1. Şelale Metodolojisi (Waterfall Methodology)
Şelale, uygulama ve yazılım geliştirmeye yönelik belki de en eski yaklaşımdır. Bu metodolojide ekibiniz bir aşamadan diğerine sırayla geçer. Başka bir deyişle, bir sonraki aşamaya geçmeden önce bir aşamayı bitirmeniz gerekir.
Bu metodolojinin en büyük dezavantajı geri dönüşün olmamasıdır. Şelale baştan sona önceden tanımlanmıştır. Değişiklikler yalnızca ürün lansmanından sonra gerçekleşen bakım aşamasında yapılabilir.
2. Prototip Metodolojisi
Prototip, evrimsel tasarım veya artımlı geliştirme olarak da adlandırılır. Bu mobil uygulama geliştirme yaklaşımı, şelale metodolojisinin geliştirilmiş halidir. Ekip üyelerinin tasarım aşamasında değişiklik yapabilmesini sağlar.

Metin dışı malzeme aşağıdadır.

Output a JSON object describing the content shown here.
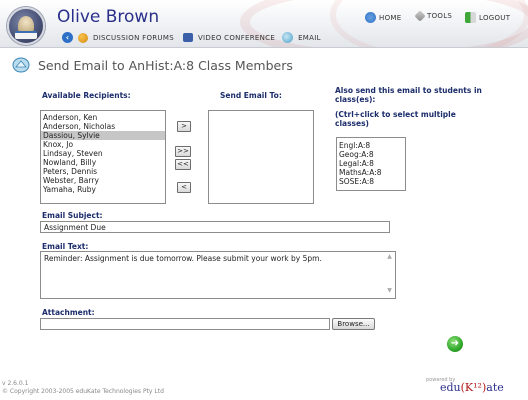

Bu yaklaşımın arkasındaki fikir, ekibinizin tasarım aşamasından önce proje gereksinimlerini tam olarak anlamak için bir prototip oluşturması gerektiğidir.
3. Spiral Metodoloji
Bu, risk odaklı mobil uygulama geliştirme metodolojisinin bir türüdür. Projenin risk modeline bağlıdır ve süreç boyunca birden fazla yöntem uygular. Spiral uygulama geliştirme yaklaşımı bir dereceye kadar şelale metodolojisi ve iterasyonu birleştirir.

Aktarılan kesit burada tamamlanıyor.